Though the island has had few residents throughout the years, it does have a famous one. In 1847 Jesse James Strang, a converted Mormon (after a fateful meeting with Joseph Smith), descended upon Beaver Island, accompanied by a band of religious followers. The island’s town of St. James was established in his name, and the group soon grew so large they elected him to the state legislature. Strang is also the most famous example of island possessiveness: After muscling out all the non-Mormons, he crowned himself King of the island, which makes him the only King ever crowned in the United States.
Strang was eventually assassinated by two disgruntled followers and, eight years later, the Mormons were run off the island. In a final wave of immigration to the island, Irish fishermen turned up to reap the underwater bounty. They nicknamed the place “America’s Emerald Isle,” and today their descendents still make up a majority of Beaver Island’s population.

Markey himself is a transplant, having moved to the island for work over four decades ago, undeterred by the fact that it is widely considered the most remote place to live in Michigan. “There was an uptick in the construction business, and my family came here,” he says. “We liked it, and stayed. Now the kids are gone but everybody comes back for vacation.”
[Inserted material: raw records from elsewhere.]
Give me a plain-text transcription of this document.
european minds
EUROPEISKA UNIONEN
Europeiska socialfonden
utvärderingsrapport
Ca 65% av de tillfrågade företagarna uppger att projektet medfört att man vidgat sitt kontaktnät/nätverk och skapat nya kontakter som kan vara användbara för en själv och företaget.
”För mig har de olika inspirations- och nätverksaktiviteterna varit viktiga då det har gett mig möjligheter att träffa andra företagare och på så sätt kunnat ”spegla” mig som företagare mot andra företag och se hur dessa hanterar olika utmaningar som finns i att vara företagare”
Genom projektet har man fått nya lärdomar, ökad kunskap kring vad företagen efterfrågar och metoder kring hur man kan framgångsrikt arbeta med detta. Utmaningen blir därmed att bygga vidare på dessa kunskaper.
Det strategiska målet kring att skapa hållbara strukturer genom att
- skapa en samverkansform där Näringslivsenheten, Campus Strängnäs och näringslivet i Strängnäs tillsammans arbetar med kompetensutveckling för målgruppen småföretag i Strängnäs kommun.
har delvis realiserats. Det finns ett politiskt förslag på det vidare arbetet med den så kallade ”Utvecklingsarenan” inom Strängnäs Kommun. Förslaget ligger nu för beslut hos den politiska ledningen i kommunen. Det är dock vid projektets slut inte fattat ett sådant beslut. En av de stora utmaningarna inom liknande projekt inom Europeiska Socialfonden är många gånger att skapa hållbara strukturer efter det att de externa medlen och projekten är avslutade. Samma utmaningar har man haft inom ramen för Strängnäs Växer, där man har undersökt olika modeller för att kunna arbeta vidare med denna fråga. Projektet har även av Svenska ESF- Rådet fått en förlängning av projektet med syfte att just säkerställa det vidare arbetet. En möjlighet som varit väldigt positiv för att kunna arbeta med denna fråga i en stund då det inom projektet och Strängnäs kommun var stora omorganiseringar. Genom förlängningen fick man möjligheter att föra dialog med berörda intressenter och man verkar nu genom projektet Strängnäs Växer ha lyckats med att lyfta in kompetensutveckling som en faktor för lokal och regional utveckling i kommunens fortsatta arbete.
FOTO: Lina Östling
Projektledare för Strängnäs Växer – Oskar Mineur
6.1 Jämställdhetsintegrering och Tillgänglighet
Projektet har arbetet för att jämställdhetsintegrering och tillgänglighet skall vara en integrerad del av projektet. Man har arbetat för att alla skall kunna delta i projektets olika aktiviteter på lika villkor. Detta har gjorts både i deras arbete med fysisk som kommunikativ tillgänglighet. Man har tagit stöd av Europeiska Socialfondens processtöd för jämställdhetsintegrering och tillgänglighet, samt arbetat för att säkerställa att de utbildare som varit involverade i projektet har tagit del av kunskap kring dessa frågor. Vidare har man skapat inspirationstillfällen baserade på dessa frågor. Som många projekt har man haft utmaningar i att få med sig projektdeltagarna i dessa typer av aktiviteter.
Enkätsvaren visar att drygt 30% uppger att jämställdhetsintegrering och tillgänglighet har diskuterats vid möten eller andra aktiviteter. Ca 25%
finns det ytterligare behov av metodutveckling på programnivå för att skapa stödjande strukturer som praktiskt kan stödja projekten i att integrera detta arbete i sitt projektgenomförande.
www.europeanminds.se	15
He’s now retired, and days consist of hiking, bicycling, writing, organizing, and “dodging emails.” But also, increasingly, planning astronomy events. The dark skies are now built into the fabric of the island: It’s the first image you see on the website, and the community calendar helpfully lists the constellations that are visible that night, with illustrations. At stargazing events telescopes belonging to members of the Beaver Island Dark Sky Project are set up for public use, if you don’t have your own gear. Many favor binoculars. On Beaver Island, even the naked eye is good enough. The rift in the Milky Way here looks unreal; constellations feel close enough to touch. Meteor showers are out of this world. It’s not uncommon to see people pulled off to the side of the road gazing upward at astronomical phenomena.
Recently the auroras have been unusually active, especially through April, when the nights get longer. The next goal of the astronomers is to reduce what little light pollution that the island does have, to eventually be certified a Dark Sky Community—towns, cities, or otherwise organized neighborhoods that have committed to preserving the night sky, and educating its members.
It’s a lofty goal that will mean swapping out the bulbs they have for dark sky compliant light fixtures, and implementing downward-facing lights in new constructions to not disturb wildlife. “We're hoping to have a monetary fund, where, when somebody wants to change their lights, we can supply the fixtures and pay for the electrician,” says Markey. But most of all for Beaver Island, it will mean convincing the non-astronomers on the island that making the changes will be a worthwhile cause. “It will take some education. In the state of Michigan, you can't force somebody to change their lights,” says Markey. “The language right now is not as strong as we would like, so we're working on it.”